L’Italia si è stretta intorno alla Sardegna, lo ha fatto alla faccia del mito indipendentista sardo che non riconosce il valore aggiunto di far parte di una grande Nazione. Grande sì, perché oltre la miseria di questa nostra politica corrotta, incompetente e retrograda, i suoi cittadini di ogni parte si sono mobilitati, i tuoi vicini si sono preoccupati al punto da suonarti il campanello e chiederti come stava la tua famiglia, ti hanno inondato si messaggi, domande, il giornale di Vicenza ha dedicato 4 pagine all’accaduto, i nostri artisti, i più noti giornalisti e intellettuali si sono esposti per aiutare concretamente la Sardegna. Perché la Sardegna è parte necessaria e integrante di questa Grande Nazione.

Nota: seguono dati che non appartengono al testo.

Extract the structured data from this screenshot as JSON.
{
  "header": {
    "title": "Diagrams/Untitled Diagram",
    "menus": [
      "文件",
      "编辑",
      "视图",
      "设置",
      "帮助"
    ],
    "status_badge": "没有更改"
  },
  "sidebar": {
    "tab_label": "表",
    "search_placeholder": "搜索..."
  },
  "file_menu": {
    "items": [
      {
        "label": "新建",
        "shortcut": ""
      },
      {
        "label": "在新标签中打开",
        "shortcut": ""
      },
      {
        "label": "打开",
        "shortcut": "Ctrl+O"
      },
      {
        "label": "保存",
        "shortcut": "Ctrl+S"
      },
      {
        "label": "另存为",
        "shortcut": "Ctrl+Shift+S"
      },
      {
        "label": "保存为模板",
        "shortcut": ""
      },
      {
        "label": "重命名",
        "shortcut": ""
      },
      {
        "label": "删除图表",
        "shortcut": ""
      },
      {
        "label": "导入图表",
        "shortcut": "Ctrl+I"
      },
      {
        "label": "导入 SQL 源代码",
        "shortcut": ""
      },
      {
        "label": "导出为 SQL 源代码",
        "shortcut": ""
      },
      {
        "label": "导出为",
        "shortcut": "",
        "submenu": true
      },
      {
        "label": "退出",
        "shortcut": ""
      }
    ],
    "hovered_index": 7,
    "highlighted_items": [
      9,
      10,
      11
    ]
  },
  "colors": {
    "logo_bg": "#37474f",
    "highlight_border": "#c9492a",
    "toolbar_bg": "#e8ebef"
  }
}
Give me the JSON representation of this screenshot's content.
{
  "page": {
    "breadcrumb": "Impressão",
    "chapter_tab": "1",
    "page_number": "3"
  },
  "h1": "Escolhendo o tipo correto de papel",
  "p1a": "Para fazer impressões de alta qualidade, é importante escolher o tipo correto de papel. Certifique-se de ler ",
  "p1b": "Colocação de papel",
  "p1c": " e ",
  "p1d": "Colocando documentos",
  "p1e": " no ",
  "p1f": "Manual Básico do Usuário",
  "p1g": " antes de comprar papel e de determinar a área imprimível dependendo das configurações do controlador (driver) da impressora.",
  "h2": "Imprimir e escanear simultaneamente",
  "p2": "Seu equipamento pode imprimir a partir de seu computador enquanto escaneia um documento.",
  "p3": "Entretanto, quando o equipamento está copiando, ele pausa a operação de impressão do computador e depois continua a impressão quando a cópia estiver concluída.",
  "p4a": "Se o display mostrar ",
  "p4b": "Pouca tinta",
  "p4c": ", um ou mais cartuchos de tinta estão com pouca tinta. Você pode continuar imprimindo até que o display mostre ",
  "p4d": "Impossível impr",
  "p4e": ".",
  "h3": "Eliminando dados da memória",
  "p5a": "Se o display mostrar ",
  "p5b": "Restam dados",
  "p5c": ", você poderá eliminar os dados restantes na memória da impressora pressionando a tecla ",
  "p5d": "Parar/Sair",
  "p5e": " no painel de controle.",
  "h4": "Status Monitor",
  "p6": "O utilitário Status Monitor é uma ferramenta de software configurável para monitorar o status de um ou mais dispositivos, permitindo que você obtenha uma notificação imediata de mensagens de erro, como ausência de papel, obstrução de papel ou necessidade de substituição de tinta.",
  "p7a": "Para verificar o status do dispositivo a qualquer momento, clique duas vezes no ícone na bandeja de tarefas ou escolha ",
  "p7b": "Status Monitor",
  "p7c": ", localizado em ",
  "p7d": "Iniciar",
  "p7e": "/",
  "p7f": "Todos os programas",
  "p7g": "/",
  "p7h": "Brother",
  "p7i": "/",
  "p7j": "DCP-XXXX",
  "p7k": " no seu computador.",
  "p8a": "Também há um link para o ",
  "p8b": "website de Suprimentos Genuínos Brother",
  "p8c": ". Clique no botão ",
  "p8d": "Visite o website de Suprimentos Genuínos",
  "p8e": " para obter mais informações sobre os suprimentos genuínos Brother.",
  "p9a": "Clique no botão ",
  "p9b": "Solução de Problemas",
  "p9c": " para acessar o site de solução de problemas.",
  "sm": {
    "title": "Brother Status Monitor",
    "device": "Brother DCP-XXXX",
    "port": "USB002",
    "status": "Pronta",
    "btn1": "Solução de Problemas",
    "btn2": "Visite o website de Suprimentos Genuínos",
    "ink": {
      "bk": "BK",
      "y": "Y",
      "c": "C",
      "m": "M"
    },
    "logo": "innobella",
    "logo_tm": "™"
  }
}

In particolare, le comunità migranti sarde di ogni parte del mondo non hanno mancato un solo istante di far sentire la loro solidarietà, ma questo è dire poco, perché un sardo, qualunque sia la sua effettiva residenza, non smette mai di essere tale, e quando le immagini della devastazione ti passano davanti, e si fa la conta dei morti e degli sfollati, tu non sei più veneto, piemontese, laziale, olandese, tedesco, svedese, statunitense, argentino, australiano, ti senti anche tu su quel ponte che crolla tra Dorgali e Oliena, sei là, nel fango, che cerchi di sopravvivere, sei il padre che abbraccia il figlio di tre anni che aggrappato cerca di resistere alla bomba d’acqua, sei la mano del ragazzo di Bitti che stringe il padre perché l’acqua non se lo porti via, sei il pastore che ripara il suo gregge nell’ovile, mentre fuori scoppia l’apocalisse, sei il padre di Uras o San Gavino, o Terralba con gli stivali e la pala.
Tutto questo suona retorico, lo so, ma non m’importa affatto, perché quando ti sanguina il cuore, il rischio è che si diventi troppo retorici. E francamente, a vedere i luoghi che erano casa mia spazzati dal ciclone, io che su quel ponte ci sono passata mille volte, a vedere i miei amici con la pala in mano, o che preparano i pacchi per i bambini di Olbia, non ho nessuna voglia di cercare un’imposta fredda razionalità. S.C.